L’épaisse lèvre supérieure se retroussa sur les dents de requin. Au même moment, le tri-shaw fit un écart qui projeta Linda vers Malko. Comme si elle allait le mordre.

— Vous travaillez avec Ah You ! aboya-t-elle.

Elle avait prononcé le mot avec dégoût. Cette fois, Malko ne savait plus où il en était. Le pousse était arrivé au bout de la rue. Linda lui jeta un ordre et il fit docilement demi-tour.

— Qui est Ah You ? demanda Malko. Je suis à Singapore depuis trois jours et je n’y avais pas mis les pieds depuis sept ans.

Sa sincérité ne parut pas entamer la conviction de la Chinoise qui insista, d’une voix furieuse :

— Pourquoi prétendez-vous ne pas connaître Ah You ?

— Parce que c’est vrai. Qui est-ce ?

— Vous le savez très bien. Un Sam-Seng.

Le pousse s’était arrêté pour laisser décharger une cargaison de poissons-chats dans des seaux.

— Et pourquoi le connaîtrais-je ?

— Pourquoi ? Sa voix, bien que contenue avait viré à l’aigu. Parce qu’Ah You cherche Tong Lim pour le tuer. Quelqu’un de sa bande m’a dit qu’il devait toucher 20 000 dollars pour cela.

— Vous travaillez pour lui. Tout ce que vous avez fait hier soir, c’était une comédie pour me mettre en confiance. Ils ont seulement fait semblant de vous attaquer. D’ailleurs, je ne comprenais pas comment vous aviez pu leur échapper…

— Mais vous êtes folle, Linda ! protesta Malko. Vous savez bien qu’il y a eu des blessés.

La Chinoise secoua la tête.

— Des étrangers. Les hommes de Ah You s’en moquent. Elle cracha de colère. Vous avez failli m’avoir ! Je devrais vous prendre cet argent rien que pour cela. Si je n’avais pas des informateurs chez Ah You, je n’aurais rien su.

Le tri-shaw était revenu au coin de Waterloo et de Rochor. Linda mit pied à terre et se tourna vers Malko.

— Ne cherchez jamais à me retrouver. Sinon, ce sont mes filles qui vous jetteront de l’acide.

Fou de rage, Malko sauta à terre et lui mit de force l’enveloppe dans les mains. Tentant un ultime coup.

— Jamais je n’ai rencontré Ah You, dit-il. Jamais. Prenez cet argent. Il vous appartient. Mais vous auriez pu en gagner cinq fois plus.

Le contact des billets à travers l’enveloppe sembla tout à coup amollir Linda. Elle resta immobile, sans s’éloigner du tri-shaw. Pensive. Puis une lueur passa brusquement dans son regard.

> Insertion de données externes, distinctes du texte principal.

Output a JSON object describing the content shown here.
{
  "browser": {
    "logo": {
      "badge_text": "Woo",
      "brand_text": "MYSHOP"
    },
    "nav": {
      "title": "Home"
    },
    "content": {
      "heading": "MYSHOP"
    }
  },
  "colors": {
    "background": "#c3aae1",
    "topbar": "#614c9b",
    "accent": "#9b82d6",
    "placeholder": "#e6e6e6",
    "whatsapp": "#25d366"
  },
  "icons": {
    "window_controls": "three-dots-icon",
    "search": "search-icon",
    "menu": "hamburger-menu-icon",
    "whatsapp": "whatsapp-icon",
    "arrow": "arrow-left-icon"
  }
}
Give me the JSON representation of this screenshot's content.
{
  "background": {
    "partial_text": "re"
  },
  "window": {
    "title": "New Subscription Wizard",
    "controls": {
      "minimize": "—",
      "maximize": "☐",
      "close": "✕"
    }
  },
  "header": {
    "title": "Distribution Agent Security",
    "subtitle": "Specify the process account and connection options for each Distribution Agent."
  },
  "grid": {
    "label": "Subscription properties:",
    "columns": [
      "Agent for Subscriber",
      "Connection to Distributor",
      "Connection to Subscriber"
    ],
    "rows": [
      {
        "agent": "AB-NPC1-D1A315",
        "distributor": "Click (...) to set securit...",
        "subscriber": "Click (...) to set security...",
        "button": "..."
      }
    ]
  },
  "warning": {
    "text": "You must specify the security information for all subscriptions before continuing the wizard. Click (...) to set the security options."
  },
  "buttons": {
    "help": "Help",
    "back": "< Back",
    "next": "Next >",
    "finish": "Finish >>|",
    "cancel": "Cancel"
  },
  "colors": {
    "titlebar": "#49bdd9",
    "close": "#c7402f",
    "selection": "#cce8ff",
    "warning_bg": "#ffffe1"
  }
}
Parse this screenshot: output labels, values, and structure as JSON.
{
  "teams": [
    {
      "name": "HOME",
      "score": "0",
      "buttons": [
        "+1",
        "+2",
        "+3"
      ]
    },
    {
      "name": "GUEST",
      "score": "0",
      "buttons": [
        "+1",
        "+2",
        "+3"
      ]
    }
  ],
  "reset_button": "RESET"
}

— Très bien, dit-elle, si vous pouvez me prouver que vous ne connaissez pas Ah You, je vous croirai.

— Mais comment ?

La Chinoise eut un sourire dangereux.

— C’est simple. Vous allez le voir. S’il vous reconnaît, c’est que vous vous serez moqué de moi… Dans ce cas, je me vengerai…

— Mais vous savez où le trouver ?

— Oui. Tous les jours, il déjeune dans un restaurant de Hokkein Street, dans Chinatown… Il y est maintenant.

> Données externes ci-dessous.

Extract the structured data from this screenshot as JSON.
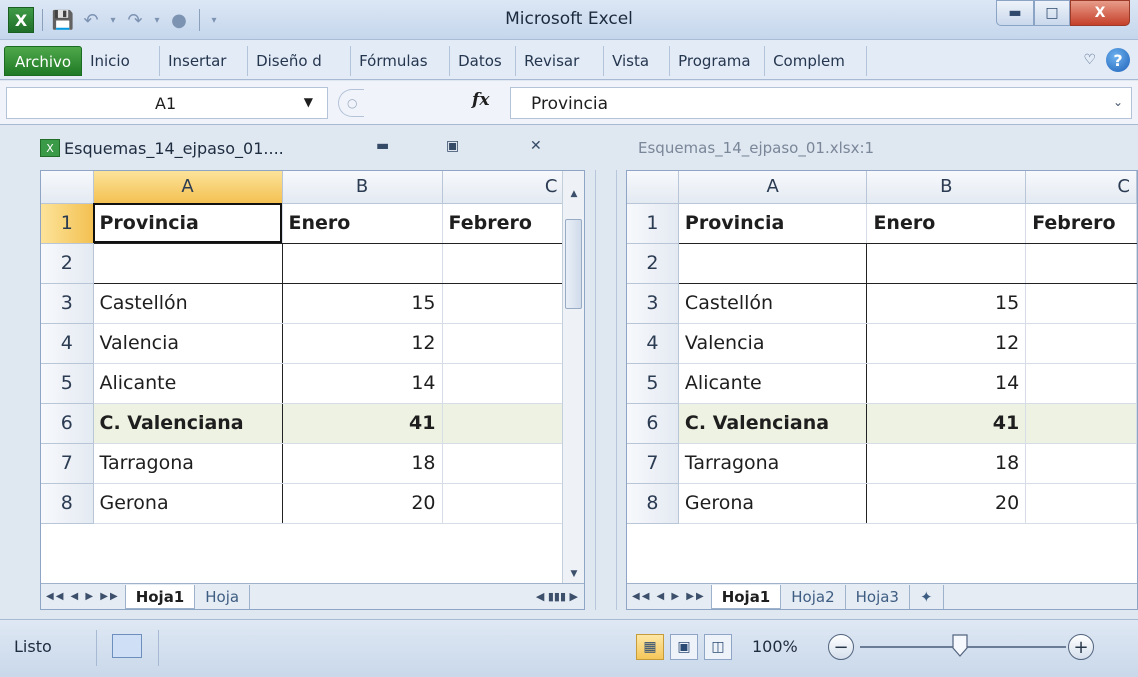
{
  "window": {
    "title": "Microsoft Excel",
    "app_icon": "excel-icon"
  },
  "ribbon": {
    "tabs": [
      {
        "label": "Archivo"
      },
      {
        "label": "Inicio"
      },
      {
        "label": "Insertar"
      },
      {
        "label": "Diseño d"
      },
      {
        "label": "Fórmulas"
      },
      {
        "label": "Datos"
      },
      {
        "label": "Revisar"
      },
      {
        "label": "Vista"
      },
      {
        "label": "Programa"
      },
      {
        "label": "Complem"
      }
    ]
  },
  "formula_bar": {
    "name_box": "A1",
    "fx": "fx",
    "content": "Provincia"
  },
  "left_window": {
    "title": "Esquemas_14_ejpaso_01....",
    "columns": [
      "A",
      "B",
      "C"
    ],
    "rows": [
      {
        "n": "1",
        "a": "Provincia",
        "b": "Enero",
        "c": "Febrero"
      },
      {
        "n": "2",
        "a": "",
        "b": "",
        "c": ""
      },
      {
        "n": "3",
        "a": "Castellón",
        "b": "15",
        "c": ""
      },
      {
        "n": "4",
        "a": "Valencia",
        "b": "12",
        "c": ""
      },
      {
        "n": "5",
        "a": "Alicante",
        "b": "14",
        "c": ""
      },
      {
        "n": "6",
        "a": "C. Valenciana",
        "b": "41",
        "c": ""
      },
      {
        "n": "7",
        "a": "Tarragona",
        "b": "18",
        "c": ""
      },
      {
        "n": "8",
        "a": "Gerona",
        "b": "20",
        "c": ""
      }
    ],
    "sheets": [
      "Hoja1",
      "Hoja"
    ]
  },
  "right_window": {
    "title": "Esquemas_14_ejpaso_01.xlsx:1",
    "columns": [
      "A",
      "B",
      "C"
    ],
    "rows": [
      {
        "n": "1",
        "a": "Provincia",
        "b": "Enero",
        "c": "Febrero"
      },
      {
        "n": "2",
        "a": "",
        "b": "",
        "c": ""
      },
      {
        "n": "3",
        "a": "Castellón",
        "b": "15",
        "c": ""
      },
      {
        "n": "4",
        "a": "Valencia",
        "b": "12",
        "c": ""
      },
      {
        "n": "5",
        "a": "Alicante",
        "b": "14",
        "c": ""
      },
      {
        "n": "6",
        "a": "C. Valenciana",
        "b": "41",
        "c": ""
      },
      {
        "n": "7",
        "a": "Tarragona",
        "b": "18",
        "c": ""
      },
      {
        "n": "8",
        "a": "Gerona",
        "b": "20",
        "c": ""
      }
    ],
    "sheets": [
      "Hoja1",
      "Hoja2",
      "Hoja3"
    ]
  },
  "status_bar": {
    "status": "Listo",
    "zoom": "100%",
    "zoom_level": 1.0
  },
  "colors": {
    "accent_green": "#1f7a26",
    "selection": "#f4c152",
    "total_row": "#eef2e3"
  }
}
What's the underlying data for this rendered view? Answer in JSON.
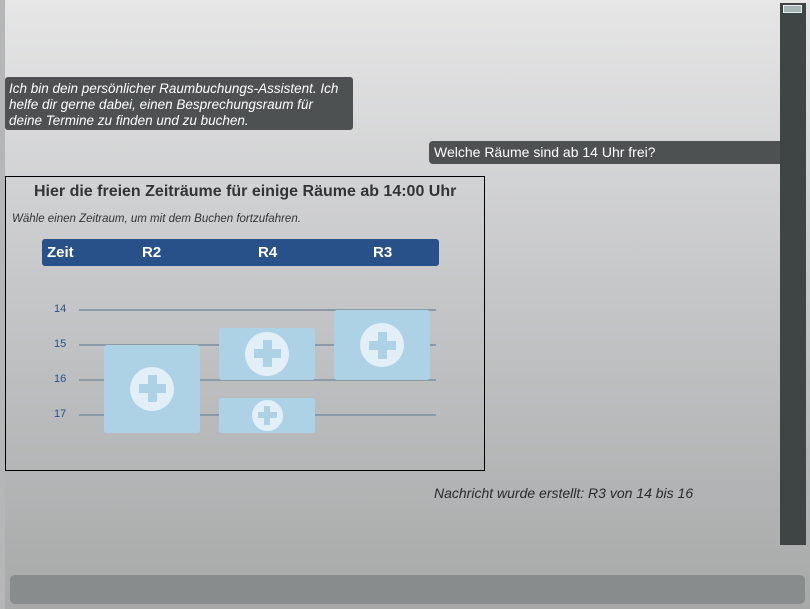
{
  "chat": {
    "bot_intro": "Ich bin dein persönlicher Raumbuchungs-Assistent. Ich helfe dir gerne dabei, einen Besprechungsraum für deine Termine zu finden und zu buchen.",
    "user_question": "Welche Räume sind ab 14 Uhr frei?",
    "confirmation": "Nachricht wurde erstellt: R3 von 14 bis 16"
  },
  "card": {
    "title": "Hier die freien Zeiträume für einige Räume ab 14:00 Uhr",
    "subtitle": "Wähle einen Zeitraum, um mit dem Buchen fortzufahren.",
    "header": {
      "time": "Zeit",
      "rooms": [
        "R2",
        "R4",
        "R3"
      ]
    },
    "hours": [
      "14",
      "15",
      "16",
      "17"
    ],
    "slots": [
      {
        "room": "R2",
        "from": 15,
        "to": 17.5
      },
      {
        "room": "R4",
        "from": 14.5,
        "to": 16
      },
      {
        "room": "R4",
        "from": 16.5,
        "to": 17.5
      },
      {
        "room": "R3",
        "from": 14,
        "to": 16
      }
    ]
  },
  "colors": {
    "header_bg": "#285189",
    "slot": "#add2e6",
    "bubble": "#4d5151"
  },
  "icons": {
    "slot_icon": "plus-circle-icon"
  }
}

Quelque chose tracassait Malko.

— Mais vous ne pouvez pas venir avec moi, objecta-t-il. Cet Ah You vous connaît.

Linda le fixait avec un air venimeux.

— C’est très juste, dit-elle d’une voix trop douce. Aussi, voici ce que nous allons faire. Je connais un membre de la bande d’Ah You. Il sera dans le restaurant. Il verra si Ah You vous connaît. Si vous m’avez menti, mes filles vous attendront dehors. Et elles ne vous rateront pas. Alors, vous acceptez ?

Malko hésita. Il fallait être Chinois pour inventer une combinaison aussi tortueuse… Quel piège cela cachait-il ? Mais s’il refusait, il perdait la seule piste pouvant le conduire à Tong Lim. Et il était sûr de ne pas connaître Ah You…

— J’accepte, dit-il.

Linda remonta dans le tri-shaw et lui jeta un ordre. Il pesa sur ses pédales et ils partirent dans Waterloo Street.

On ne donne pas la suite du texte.